The Administrator of the Wage Hour Division of U.S. Department of Labor has issued an Administrator’s Interpretation of the FLSA’s definition of “employ.” And the conclusion is one that not only could have a significant impact on the way companies do business, but lead to numerous class and collective actions alleging that workers have been misclassified as independent contractors.
Addressing the misclassification of employees as independent contractors, the Administrator’s Interpretation notes that the FLSA’s defines the term “employ” as “to suffer or permit to work.” Based on that definition, the DOL concludes that “most workers are employees.”
The Interpretation cites to the six-factor “economic realities” test the DOL applies as indicia of employment, but emphasizes certain aspects of that test. Notably, the Administrator states that the goal of the “economic realities” test is to determine whether a worker is “economically dependent” on the alleged employer, or is really in business for himself or herself.
1. Is the Work an Integral Part of the Employer’s Business?
The Administrator’s Interpretation emphasizes that a workers’ duties are likely to be an “integral part” of an employer’s business if they relate to the employer’s core products or services.
For example, the Interpretation cited to the Seventh Circuit’s decision in Secretary of Labor v. Lauritzen, a self-described “federal pickle case” in which the issue was “whether the migrant workers who harvest the pickle crop of defendant … are employees … or are instead independent contractors….”
Summarizing the point, the Administrator’s Interpretation quoted the Seventh Circuit’s statement in that case stating that it “does not take much of a record to demonstrate that picking the pickles is a necessary and integral part of the pickle business. . . .”
2. Does the Worker’s Managerial Skill Affect the Worker’s Opportunity for Profit or Loss?
The Administrator’s Interpretation emphasizes that the opportunity for profit or loss reflects independent contractor status only when it is dependent on managerial skill.
By contrast, the Administrator opines that the fact that a worker that can increase his or her earnings by working longer hours is not evidence that the worker is an independent contractor
3. How Does the Worker’s Relative Investment Compare to the Employer’s Investment?
Previously, the DOL had stated that the relative investment of a worker “compared favorably” if the investment was substantial and could be used for the purpose of sustaining a business beyond the particular job or project the worker was performing.
While these factors are mentioned in the new guidance, the Administrator’s Interpretation appears to place greater emphasis on a comparison of the investments of the worker and the potential employer.
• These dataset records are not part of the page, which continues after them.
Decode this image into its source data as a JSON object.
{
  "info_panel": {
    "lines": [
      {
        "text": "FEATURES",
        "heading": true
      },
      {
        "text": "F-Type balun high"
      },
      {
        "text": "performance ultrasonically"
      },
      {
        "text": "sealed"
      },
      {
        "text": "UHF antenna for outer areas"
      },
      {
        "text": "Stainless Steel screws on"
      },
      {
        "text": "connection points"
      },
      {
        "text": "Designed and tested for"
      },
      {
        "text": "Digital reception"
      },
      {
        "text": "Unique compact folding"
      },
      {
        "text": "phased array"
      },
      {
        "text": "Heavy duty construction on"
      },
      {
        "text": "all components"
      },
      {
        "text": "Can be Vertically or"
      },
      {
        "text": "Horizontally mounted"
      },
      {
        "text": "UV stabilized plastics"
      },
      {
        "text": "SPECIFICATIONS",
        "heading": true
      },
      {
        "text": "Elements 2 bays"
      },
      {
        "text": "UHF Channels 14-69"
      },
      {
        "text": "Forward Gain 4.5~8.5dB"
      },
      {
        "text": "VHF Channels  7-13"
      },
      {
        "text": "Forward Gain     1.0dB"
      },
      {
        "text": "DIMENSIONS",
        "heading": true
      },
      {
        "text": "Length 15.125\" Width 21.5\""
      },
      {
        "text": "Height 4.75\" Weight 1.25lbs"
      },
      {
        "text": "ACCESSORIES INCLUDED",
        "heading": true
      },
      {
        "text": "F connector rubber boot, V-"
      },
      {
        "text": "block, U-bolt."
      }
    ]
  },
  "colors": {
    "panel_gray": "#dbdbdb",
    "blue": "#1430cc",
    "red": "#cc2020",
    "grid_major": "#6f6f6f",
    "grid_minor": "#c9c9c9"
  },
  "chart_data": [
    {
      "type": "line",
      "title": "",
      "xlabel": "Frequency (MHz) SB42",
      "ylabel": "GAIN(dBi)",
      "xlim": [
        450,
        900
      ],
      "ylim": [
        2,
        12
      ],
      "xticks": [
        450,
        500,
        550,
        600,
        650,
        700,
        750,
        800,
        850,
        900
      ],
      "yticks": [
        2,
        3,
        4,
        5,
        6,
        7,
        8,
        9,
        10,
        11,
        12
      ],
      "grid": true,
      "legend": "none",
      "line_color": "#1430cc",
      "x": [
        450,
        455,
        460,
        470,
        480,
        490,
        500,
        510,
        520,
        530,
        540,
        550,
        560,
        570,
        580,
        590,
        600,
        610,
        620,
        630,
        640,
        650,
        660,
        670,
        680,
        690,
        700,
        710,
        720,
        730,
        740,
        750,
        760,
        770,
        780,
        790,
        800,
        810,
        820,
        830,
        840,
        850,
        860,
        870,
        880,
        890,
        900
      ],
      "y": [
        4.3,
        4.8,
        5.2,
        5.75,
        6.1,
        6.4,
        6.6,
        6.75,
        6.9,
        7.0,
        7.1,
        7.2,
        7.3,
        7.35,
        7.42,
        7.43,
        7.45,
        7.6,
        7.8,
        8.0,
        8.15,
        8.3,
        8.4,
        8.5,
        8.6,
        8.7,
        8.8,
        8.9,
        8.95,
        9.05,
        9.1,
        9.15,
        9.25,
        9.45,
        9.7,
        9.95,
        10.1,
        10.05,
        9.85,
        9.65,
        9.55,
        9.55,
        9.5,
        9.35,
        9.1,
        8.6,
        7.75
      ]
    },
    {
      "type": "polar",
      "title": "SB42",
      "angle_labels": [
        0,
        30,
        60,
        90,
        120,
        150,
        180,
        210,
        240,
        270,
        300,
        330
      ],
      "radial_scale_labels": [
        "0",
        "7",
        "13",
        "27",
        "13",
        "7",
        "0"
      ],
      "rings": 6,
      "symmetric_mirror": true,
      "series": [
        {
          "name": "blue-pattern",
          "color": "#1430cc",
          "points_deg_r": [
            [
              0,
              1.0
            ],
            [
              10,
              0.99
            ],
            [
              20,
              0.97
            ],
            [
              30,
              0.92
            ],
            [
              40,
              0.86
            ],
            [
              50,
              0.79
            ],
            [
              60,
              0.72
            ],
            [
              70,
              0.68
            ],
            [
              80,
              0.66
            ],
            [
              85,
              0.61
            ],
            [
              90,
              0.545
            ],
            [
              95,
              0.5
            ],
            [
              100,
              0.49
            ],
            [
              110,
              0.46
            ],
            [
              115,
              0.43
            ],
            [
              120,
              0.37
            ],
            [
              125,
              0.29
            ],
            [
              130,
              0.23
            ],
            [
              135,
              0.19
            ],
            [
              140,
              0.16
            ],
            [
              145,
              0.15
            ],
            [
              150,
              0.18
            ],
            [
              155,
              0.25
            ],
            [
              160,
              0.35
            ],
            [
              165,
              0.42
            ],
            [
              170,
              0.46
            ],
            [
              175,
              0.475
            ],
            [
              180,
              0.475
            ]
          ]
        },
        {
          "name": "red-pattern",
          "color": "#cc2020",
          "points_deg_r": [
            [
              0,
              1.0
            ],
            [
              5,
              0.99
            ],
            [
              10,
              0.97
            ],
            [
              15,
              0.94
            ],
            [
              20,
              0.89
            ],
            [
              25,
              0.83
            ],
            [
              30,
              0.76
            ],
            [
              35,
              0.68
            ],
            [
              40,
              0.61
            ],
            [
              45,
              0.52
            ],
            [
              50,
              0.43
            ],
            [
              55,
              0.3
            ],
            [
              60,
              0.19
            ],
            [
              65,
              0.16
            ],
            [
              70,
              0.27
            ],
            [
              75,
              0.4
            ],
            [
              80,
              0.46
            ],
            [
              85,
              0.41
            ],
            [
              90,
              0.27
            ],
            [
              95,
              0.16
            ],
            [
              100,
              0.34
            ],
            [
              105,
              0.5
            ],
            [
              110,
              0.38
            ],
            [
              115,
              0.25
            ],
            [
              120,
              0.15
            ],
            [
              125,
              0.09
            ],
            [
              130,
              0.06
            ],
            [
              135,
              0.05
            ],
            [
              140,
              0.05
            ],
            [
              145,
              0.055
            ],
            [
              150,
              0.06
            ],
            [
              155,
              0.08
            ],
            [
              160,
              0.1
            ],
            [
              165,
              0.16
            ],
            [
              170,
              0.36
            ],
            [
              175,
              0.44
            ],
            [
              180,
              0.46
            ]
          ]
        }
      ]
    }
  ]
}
The Administrator opines that even if a worker has made an investment, that investment has to be significant when compared to the investment of the purported employer.
4. Does the Work Performed Require Special Skill and Initiative?
The Administrator’s Interpretation asserts that it is a worker’s business skills as an independent business person, not his or her technical skills, that support independent contractor status.
The Administrator states that only skilled workers who operate as independent businesses, as opposed to being economically dependent on a potential employer, are independent contractors.
5. Is the Relationship between the Worker and the Employer Permanent or Indefinite?
The DOL’s prior Fact Sheet on independent contractor status stated that the absence of a permanent relationship may not suggest independent contractor status when arising from “industry-specific factors” or the fact that the potential employer “routinely uses staffing agencies.”
The Administrator’s Interpretation adds to this opinion by opining that the finite nature of an independent contractor relationship should be the result of the worker’s “own business initiative.”
Thus, an employer who imposes limits on the duration of its independent contractor relationships should consider whether that policy will continue to have the desired results.
6. What is the Nature and Degree of the Employer’s Control?
The Administrator’s interpretation emphasizes that an independent contractor must control “meaningful aspects” of the work demonstrating that the worker is conducting his or her own business. However, the Interpretation does not specifically explain what aspects of a job are “meaningful.”
The Administrator does make clear that flexible work arrangements are common forms of employment. Therefore, the Interpretation concludes the fact that an individual works from home or controls the hours of work is not particularly indicative of independent contractor status.
While the Administrator’s Interpretation does not have the force of law (or regulation), it will be applied by the DOL and may be given deference by courts. Accordingly, employers should evaluate the extent to which they are relying on criteria addressed by the Administrator (such as flexible work arrangements and relationships of finite duration) as justification for classifying workers as independent contractors.